25. Cahaya yang Redup

3.7K 273 82
                                    

"Kak Faris!"

Si empunya nama menoleh spontan. Keningnya mengerut. Tak biasanya Terra tersenyum selebar itu.

"Tadi Umi telepon, saya diminta ke supermarket membeli bahan untuk membuat kue kering."

"Kue kering? Ngapain?"

"Ole-ole buat Kakek dan Nenek, Kak."

Faris mendecak. "Ooooooh, pasti minta ditemani."

"Iya," respons Terra singkat.

"Tapi gue mau temani Abi check up dulu, sekalian mau pamitan sama Dokter Rahmat. Nggak papa kan, kalo lo ikut dulu ke RS? Nanti pulangnya baru singgah di supermarket."

"Memangnya tidak apa-apa kalau Abi ikut ke supermarket? Kalau Kak Faris tidak bisa, saya naik angkutan umum saja. No problem kok."

"Bareng saja, Ter. Abi tidak apa-apa kalau ikut singgah." Laki-laki berambut pirang dan bermata biru mirip Terra ikut nimbrung. "Abi sudah lama tidak ke supermarket."

Faris menepuk tangan satu kali. "Klop."

●●●

Rumah sakit tempat ayah Terra check up ramai. Tak henti-hentinya Terra mengucapkan 'innalillah' karena menemui banyak orang sakit dan kecelakaan. Pasien meninggal, pasien berlumur darah di atas brangkar, pasien di atas kursi roda ... berbagai jenis manusia dengan takdirnya masing-masing.

Bahkan rongga dada Terra terasa sempit saat ia melihat anak kecil tanpa kaki yang duduk di kursi roda. Wajahnya polos tanpa beban, seakan sudah siap menantang hari-hari yang berat dan pandangan sebelah mata orang-orang di masa depan.

"Windu?" Sepasang alis Terra mengernyit hampir bertautan saat melihat sosok yang mirip Windu sedang menyapa anak kecil yang duduk di kursi roda itu.

Terra memegang lengan Faris yang sedang mendorong kursi roda ayahnya.

"Kak Faris, saya mau pergi sebentar."

Langkah Faris terhenti. Ia menoleh. "Mau ke mana, Ter?"

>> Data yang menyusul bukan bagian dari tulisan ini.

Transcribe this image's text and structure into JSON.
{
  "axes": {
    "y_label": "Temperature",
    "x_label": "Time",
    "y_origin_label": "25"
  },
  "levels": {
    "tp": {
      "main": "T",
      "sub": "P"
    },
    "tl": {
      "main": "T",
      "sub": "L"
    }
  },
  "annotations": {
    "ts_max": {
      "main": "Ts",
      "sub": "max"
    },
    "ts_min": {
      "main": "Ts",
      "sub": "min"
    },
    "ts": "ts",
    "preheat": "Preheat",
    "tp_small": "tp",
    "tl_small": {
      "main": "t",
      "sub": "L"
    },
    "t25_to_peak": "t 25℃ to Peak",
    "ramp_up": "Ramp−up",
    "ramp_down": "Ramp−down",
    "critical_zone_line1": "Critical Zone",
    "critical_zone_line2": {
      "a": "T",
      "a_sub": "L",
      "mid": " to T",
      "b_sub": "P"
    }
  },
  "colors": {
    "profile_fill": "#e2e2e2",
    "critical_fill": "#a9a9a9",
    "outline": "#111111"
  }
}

"Saya lihat teman saya di rumah sakit ini."

"Oh." Faris menanggapi bingung. "Ya udah. Hati-hati nyasar. RS-nya luas."

Terra mengangguk. Ia segera menyalami ayahnya dan melangkah ke arah di mana ia melihat Windu. Sayang, Windu sudah menghilang saat Terra berada di sana. Anak kecil berkursi roda tadi juga sudah tidak terjangkau indera penglihatan Terra.

Terra melangkah cepat, menyusuri lorong tempatnya berpijak. Dan langkahnya terhenti setelah membaca "Ruang ICU".

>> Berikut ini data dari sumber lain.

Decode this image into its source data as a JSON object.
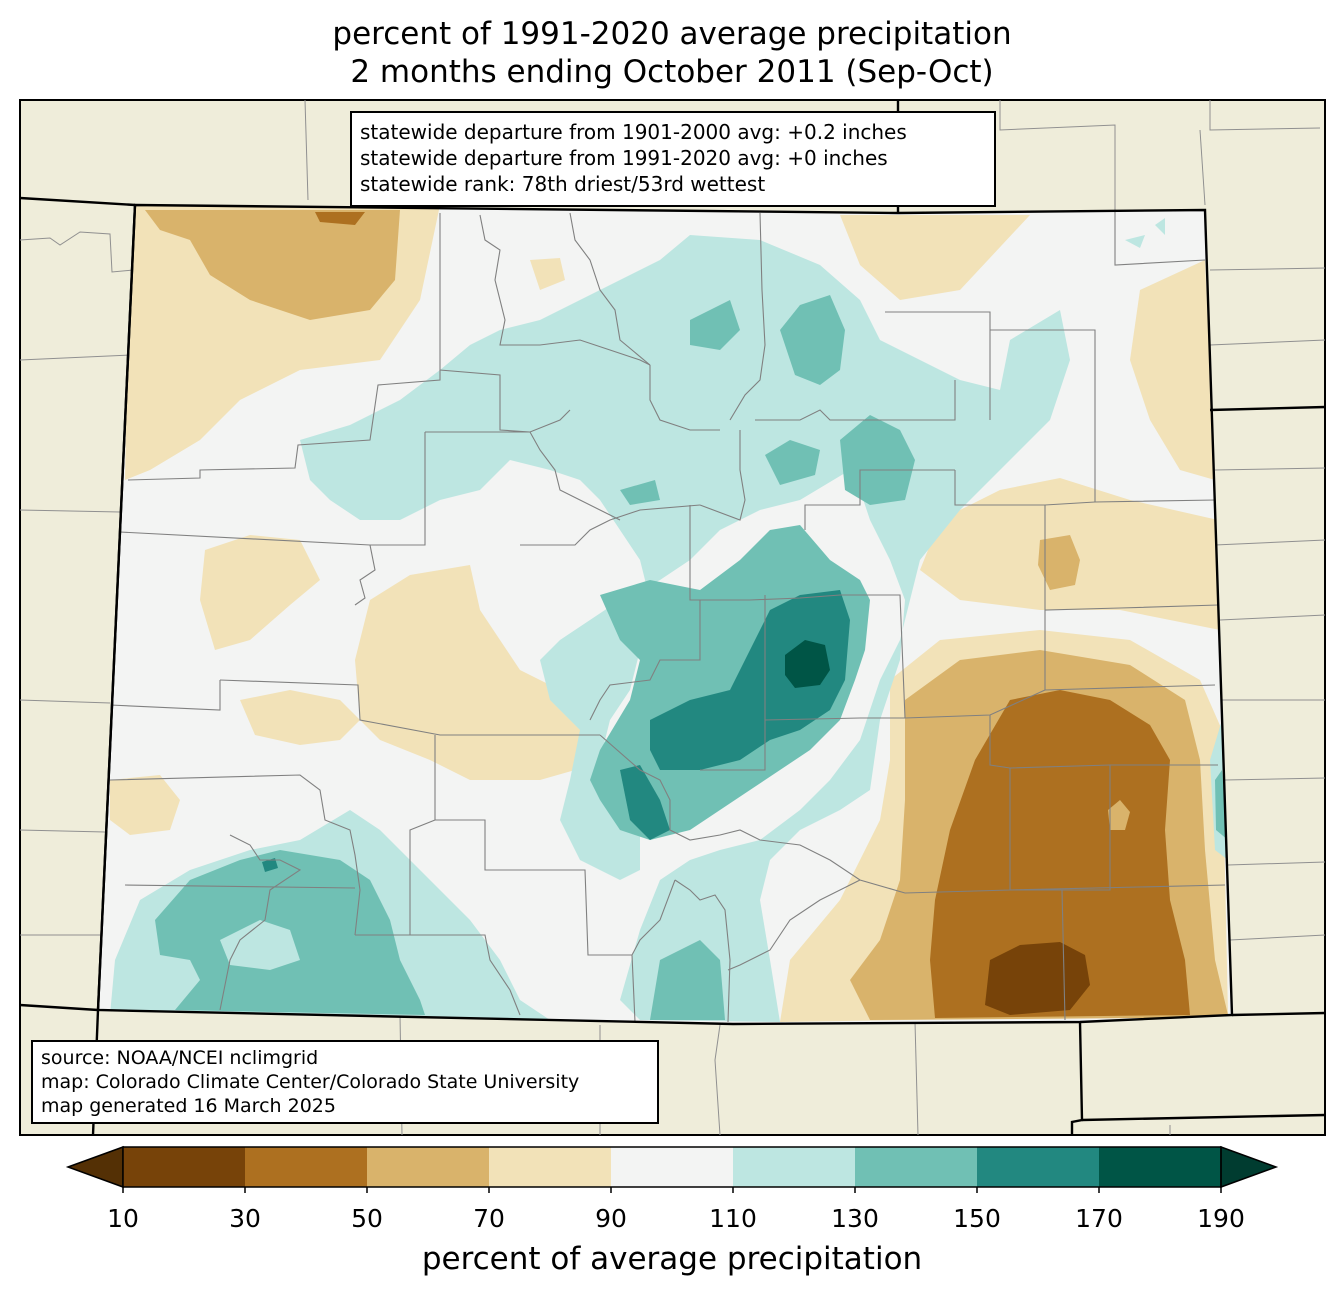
{
  "title": {
    "line1": "percent of 1991-2020 average precipitation",
    "line2": "2 months ending October 2011 (Sep-Oct)"
  },
  "stats_box": {
    "line1": "statewide departure from 1901-2000 avg: +0.2 inches",
    "line2": "statewide departure from 1991-2020 avg: +0 inches",
    "line3": "statewide rank: 78th driest/53rd wettest"
  },
  "source_box": {
    "line1": "source: NOAA/NCEI nclimgrid",
    "line2": "map: Colorado Climate Center/Colorado State University",
    "line3": "map generated 16 March 2025"
  },
  "colorbar": {
    "label": "percent of average precipitation",
    "ticks": [
      "10",
      "30",
      "50",
      "70",
      "90",
      "110",
      "130",
      "150",
      "170",
      "190"
    ],
    "under_color": "#543005",
    "over_color": "#003c30",
    "bins": [
      {
        "range": "10-30",
        "color": "#774309"
      },
      {
        "range": "30-50",
        "color": "#ad7020"
      },
      {
        "range": "50-70",
        "color": "#d9b36b"
      },
      {
        "range": "70-90",
        "color": "#f2e2b8"
      },
      {
        "range": "90-110",
        "color": "#f3f4f3"
      },
      {
        "range": "110-130",
        "color": "#bde6e1"
      },
      {
        "range": "130-150",
        "color": "#70c0b4"
      },
      {
        "range": "150-170",
        "color": "#228880"
      },
      {
        "range": "170-190",
        "color": "#005546"
      }
    ]
  },
  "colors": {
    "background_land": "#efedda",
    "state_border": "#000000",
    "county_border": "#808080"
  }
}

Jantung Terra berdebar-debar, berupaya keras memompa darah. Matanya bahkan sudah memanas. Terra terus beristighfar, firasat buruknya makin menjadi-jadi.

"Terra?"

"Windu?" balas Terra ragu. Berusaha percaya kalau cowok bercelana abu-abu di hadapannya benar-benar Windu.

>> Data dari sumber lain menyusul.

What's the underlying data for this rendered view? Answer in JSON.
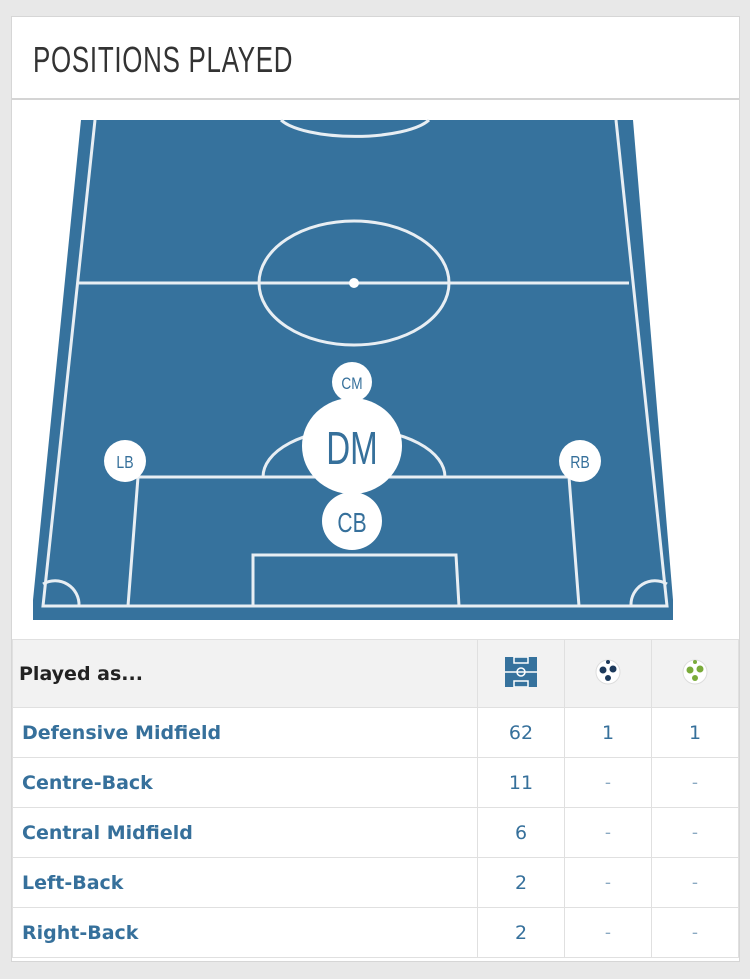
{
  "title": "POSITIONS PLAYED",
  "colors": {
    "pitch": "#36729d",
    "link": "#36709b",
    "header_bg": "#f2f2f2"
  },
  "positions": [
    {
      "code": "CM",
      "name": "Central Midfield"
    },
    {
      "code": "DM",
      "name": "Defensive Midfield"
    },
    {
      "code": "LB",
      "name": "Left-Back"
    },
    {
      "code": "RB",
      "name": "Right-Back"
    },
    {
      "code": "CB",
      "name": "Centre-Back"
    }
  ],
  "table": {
    "header": "Played as...",
    "column_icons": [
      "pitch-icon",
      "ball-icon",
      "green-ball-icon"
    ],
    "rows": [
      {
        "position": "Defensive Midfield",
        "apps": "62",
        "goals": "1",
        "assists": "1"
      },
      {
        "position": "Centre-Back",
        "apps": "11",
        "goals": "-",
        "assists": "-"
      },
      {
        "position": "Central Midfield",
        "apps": "6",
        "goals": "-",
        "assists": "-"
      },
      {
        "position": "Left-Back",
        "apps": "2",
        "goals": "-",
        "assists": "-"
      },
      {
        "position": "Right-Back",
        "apps": "2",
        "goals": "-",
        "assists": "-"
      }
    ]
  }
}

"Ter? Lo kenapa bisa di sini?"

"Saya temani Abi check up. Kamu lagi apa di sini? Siapa yang sakit, Windu?"

Windu membuka mulut selama beberapa detik, tapi tak kunjung mengatakan apa-apa. Sementara Terra diam menunggu. Ekspresi Windu membuat perasaannya makin gamang, dan sebuah nama yang menjadi tokoh utama dari prasangka buruknya terucap berulang kali dalam hati.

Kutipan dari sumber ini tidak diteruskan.